The PPTP is a remote dial-up technology, Windows cabin dial-up will provide the PPTP VPN dial-up. Users can through the predefined configurations good account, through the Windows cabin dial-up, remote dial PPTP VPN gateway, the enterprise, and then get the connection IP address within the identity of a PC access to the internal network application systems.

The PPTP VPN's advantage lies in the technical popularization, Windows cabin dial-up made the final users need further buy installation extra software, reduced cost and maintenance. Weakness is that, the PPTP protocol itself also provide lower levels of encryption for data transmission to provide corresponding on the public network security. But the PPTP encryption security level is not high, there is the risk of crack civic-minded individuals.

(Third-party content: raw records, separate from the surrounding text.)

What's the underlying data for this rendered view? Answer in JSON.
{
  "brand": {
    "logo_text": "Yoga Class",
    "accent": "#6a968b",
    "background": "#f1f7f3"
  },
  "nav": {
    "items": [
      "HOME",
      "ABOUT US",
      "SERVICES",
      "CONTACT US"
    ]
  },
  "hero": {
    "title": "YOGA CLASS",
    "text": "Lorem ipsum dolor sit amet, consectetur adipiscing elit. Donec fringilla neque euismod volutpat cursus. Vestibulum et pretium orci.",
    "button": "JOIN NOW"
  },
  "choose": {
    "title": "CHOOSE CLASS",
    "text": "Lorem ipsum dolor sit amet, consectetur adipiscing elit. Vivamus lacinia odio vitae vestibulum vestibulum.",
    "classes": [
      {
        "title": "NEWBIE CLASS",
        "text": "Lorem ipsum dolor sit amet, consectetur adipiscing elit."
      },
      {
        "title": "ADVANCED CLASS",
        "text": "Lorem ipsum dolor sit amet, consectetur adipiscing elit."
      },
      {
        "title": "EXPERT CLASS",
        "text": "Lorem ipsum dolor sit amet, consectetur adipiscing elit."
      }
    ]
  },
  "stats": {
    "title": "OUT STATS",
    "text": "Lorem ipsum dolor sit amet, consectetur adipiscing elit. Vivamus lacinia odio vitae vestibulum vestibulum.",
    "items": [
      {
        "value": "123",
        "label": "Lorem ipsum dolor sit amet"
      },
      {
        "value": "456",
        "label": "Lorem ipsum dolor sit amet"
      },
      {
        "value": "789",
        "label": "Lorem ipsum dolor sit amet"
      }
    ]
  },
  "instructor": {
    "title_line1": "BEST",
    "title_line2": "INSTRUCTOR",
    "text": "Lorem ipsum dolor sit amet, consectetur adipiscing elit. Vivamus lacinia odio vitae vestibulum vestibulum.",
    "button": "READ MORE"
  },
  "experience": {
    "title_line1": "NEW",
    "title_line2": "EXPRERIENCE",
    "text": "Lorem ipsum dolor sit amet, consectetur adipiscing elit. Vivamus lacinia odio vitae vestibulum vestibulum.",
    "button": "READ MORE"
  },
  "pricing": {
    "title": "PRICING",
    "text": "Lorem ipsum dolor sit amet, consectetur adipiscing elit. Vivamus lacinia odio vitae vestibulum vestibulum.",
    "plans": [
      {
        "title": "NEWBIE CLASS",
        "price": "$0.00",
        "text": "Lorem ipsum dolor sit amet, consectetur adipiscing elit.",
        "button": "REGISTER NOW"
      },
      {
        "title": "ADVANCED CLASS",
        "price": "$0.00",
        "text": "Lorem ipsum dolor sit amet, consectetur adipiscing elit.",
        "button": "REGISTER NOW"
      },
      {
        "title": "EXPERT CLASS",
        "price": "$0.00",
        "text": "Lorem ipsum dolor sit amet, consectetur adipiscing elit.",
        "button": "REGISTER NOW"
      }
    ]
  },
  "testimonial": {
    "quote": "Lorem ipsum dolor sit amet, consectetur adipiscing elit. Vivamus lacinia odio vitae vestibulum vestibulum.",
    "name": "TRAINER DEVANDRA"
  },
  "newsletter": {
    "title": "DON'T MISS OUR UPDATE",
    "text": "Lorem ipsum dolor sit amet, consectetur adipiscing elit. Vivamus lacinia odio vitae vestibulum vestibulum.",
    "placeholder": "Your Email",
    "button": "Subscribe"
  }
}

And the connection, the user dial no corresponding rights management, can access to network resources, to the detriment of any internal network information security management.

IPSec VPN

IPSec VPN with its up to 168 bits encryption security, and the popularization of core technology brought by cost down, had become enterprise construct border-crossing VPN network preferred solution. Between any two network established IPSec VPN, if, as in the same local area network, can transmit data and access to any other application system.

On the market at present is the gateway router mainstream brand IPSec VPN functionality is usually support this function is also more for enterprise headquarters and branch is established between border-crossing VPN, connect to several different regions the LAN. IPSec VPN if used to solve the remote access needs, must be installed on the remote PC IPSec VPN client program. Often this client program is not free, prices ranging from hundreds of pieces to thousands of pieces of dollars. And client configuration is relatively complex, usually for enterprise employees, especially enterprise executives, there exist certain technical difficulties. Similarly, IPSec VPN also hard to do rights management, as long as connected VPN, can not restricted access any system, go against internal information security management.

The SSL VPN

The SSL VPN adopted the 128-bit encryption technology can also provide high-level data transmission safety. And SSL technology generally placed inside all kinds of mainstream browser, the average user need only HTTPS way, can visit the channel in SSL encryption transmission of data, to avoid the installation of trival, also need not additional input costs. It is due to have high safety, application is simple and the low cost advantage, SSL encryption technology has been used widely and online banking, online shopping, online payment on safety and mobility to demand higher industries.

For enterprise go out or remote office staff, need to open the browser, input enterprise the SSL VPN entrance website or IP, use individual VPN account login, can enter the connection, visit the connection of of all kinds enterprise resource. The current commercial SSL VPN products usually contain user permissions management function, some can according to user groups -- such as financial group, administrative team, etc -- are permissions Settings, management in the group all members allow or prohibit the visit to a network resources or application system. There is a minority products can even for each user permissions Settings, and executive batch set operation, greatly enhance the enterprise internal network information security management maneuverability.